Des images diffusées depuis l'intérieur de l'établissement montrent des détenus assis en rangs dans le couloir séparant les cellules, brandissant des pancartes manuscrites portant l'inscription « Non aux exécutions » et scandant : « Soyez notre voix ! »
Le quotidien britannique The Guardian a indiqué avoir reçu une vidéo, qu'il n'a pas publiée, montrant un détenu expliquant face caméra son intention de se coudre les lèvres, après que six jours de grève furent passés sans qu'aucun responsable pénitentiaire n'ait réagi à la protestation. Une autre vidéo montre un détenu appelant à une prise en charge médicale urgente pour des codétenus dont l'état se dégrade, affirmant que les gardiens n'ouvrent pas la porte pour permettre leur transfert vers l'infirmerie de la prison.
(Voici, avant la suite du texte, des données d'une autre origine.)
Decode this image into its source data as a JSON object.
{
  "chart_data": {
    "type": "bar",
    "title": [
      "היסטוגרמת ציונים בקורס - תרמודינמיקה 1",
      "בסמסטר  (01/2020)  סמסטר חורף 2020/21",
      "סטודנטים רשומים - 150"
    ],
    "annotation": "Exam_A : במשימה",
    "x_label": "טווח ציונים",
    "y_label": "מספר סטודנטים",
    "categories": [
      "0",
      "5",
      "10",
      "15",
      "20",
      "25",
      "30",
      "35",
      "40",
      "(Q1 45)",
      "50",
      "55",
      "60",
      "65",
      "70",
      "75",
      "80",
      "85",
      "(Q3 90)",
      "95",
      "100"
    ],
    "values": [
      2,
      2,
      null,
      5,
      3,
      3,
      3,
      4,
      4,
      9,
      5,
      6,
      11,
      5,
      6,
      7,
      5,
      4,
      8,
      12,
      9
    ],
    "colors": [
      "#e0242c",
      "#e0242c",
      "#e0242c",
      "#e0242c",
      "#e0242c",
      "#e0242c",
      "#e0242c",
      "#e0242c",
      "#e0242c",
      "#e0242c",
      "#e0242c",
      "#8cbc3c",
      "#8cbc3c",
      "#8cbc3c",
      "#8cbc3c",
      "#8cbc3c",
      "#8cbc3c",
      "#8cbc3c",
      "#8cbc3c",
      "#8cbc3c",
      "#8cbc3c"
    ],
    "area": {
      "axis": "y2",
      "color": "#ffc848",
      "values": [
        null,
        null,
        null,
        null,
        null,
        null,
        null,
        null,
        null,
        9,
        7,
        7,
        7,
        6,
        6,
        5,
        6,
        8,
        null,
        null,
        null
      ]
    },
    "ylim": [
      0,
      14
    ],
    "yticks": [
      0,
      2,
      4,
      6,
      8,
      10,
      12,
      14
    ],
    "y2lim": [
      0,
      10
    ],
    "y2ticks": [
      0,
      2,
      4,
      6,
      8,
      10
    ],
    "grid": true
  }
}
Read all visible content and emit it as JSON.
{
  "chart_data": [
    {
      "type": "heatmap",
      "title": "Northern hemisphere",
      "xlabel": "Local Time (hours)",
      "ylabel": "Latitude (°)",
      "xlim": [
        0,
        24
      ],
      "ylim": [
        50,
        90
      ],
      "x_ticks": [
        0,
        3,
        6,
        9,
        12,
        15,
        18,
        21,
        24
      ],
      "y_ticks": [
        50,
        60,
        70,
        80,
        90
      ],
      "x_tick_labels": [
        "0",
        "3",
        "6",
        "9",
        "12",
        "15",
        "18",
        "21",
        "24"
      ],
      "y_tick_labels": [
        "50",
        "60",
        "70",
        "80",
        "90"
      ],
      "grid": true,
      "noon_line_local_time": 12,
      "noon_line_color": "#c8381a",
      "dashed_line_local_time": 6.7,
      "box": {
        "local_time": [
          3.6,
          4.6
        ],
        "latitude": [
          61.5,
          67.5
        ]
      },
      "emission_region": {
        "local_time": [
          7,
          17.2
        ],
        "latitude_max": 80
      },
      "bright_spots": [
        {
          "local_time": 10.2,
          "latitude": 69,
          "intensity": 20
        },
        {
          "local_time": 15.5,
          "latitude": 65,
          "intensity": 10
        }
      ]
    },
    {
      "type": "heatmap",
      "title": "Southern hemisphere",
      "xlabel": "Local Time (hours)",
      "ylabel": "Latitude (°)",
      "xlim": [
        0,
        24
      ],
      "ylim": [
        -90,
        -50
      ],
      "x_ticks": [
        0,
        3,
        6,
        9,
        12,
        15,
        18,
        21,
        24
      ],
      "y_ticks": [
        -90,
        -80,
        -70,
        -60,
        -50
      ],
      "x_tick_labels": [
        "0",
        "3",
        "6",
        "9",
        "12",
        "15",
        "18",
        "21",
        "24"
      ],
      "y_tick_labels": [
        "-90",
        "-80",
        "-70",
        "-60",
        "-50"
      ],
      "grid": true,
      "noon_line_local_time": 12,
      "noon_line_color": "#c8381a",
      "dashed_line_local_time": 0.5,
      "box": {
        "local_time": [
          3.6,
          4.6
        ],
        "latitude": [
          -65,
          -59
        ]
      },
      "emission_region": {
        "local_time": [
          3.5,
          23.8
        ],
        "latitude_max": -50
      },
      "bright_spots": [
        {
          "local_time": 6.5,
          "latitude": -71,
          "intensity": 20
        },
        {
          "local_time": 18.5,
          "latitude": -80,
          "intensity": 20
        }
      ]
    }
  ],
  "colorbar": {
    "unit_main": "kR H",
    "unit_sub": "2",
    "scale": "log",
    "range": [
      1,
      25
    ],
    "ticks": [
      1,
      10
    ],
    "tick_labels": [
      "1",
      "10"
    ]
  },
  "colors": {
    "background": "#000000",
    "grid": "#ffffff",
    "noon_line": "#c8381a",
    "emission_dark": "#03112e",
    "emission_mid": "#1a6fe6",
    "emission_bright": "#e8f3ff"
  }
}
Selon le Conseil national de la résistance iranienne (CNRI), groupe d'opposition en exil, cité par Fox News, l'état physique des grévistes continuait de se détériorer au quinzième jour de la protestation, sans qu'aucune mesure de prise en charge médicale n'ait été mise en place par les autorités pénitentiaires malgré cette dégradation.
Face à la mobilisation, les autorités carcérales ont intensifié la pression sur les grévistes. Selon HRANA, plusieurs centaines de détenus non condamnés à mort ont été transférés au cours de la semaine écoulée depuis le quartier où se déroule la protestation vers d'autres sections de la prison, la direction ayant décidé que seuls les condamnés à mort resteraient désormais dans cette aile. Les autorités pénitentiaires n'ont fourni aucune explication sur les raisons ou les modalités de ces transferts.
Ce mouvement de protestation s'inscrit dans la continuité d'un précédent mouvement mené dans le même quartier en octobre dernier. Une grève de la faim collective de sept jours avait alors conduit des représentants du chef du pouvoir judiciaire, du directeur de l'administration pénitentiaire et du directeur de la prison à rencontrer les grévistes et à s'engager à geler les exécutions pendant au moins six mois, à permettre un réexamen des dossiers des condamnés à mort et à faire avancer une réforme de la loi sur les stupéfiants.
Les détenus avaient alors mis fin à leur grève, mais affirment aujourd'hui que la reprise des exécutions démontre que ces engagements ont été abandonnés. Selon The Guardian, des manifestations de familles de condamnés à mort se sont également tenues à l'extérieur de la prison, et auraient été réprimées avec violence par les autorités.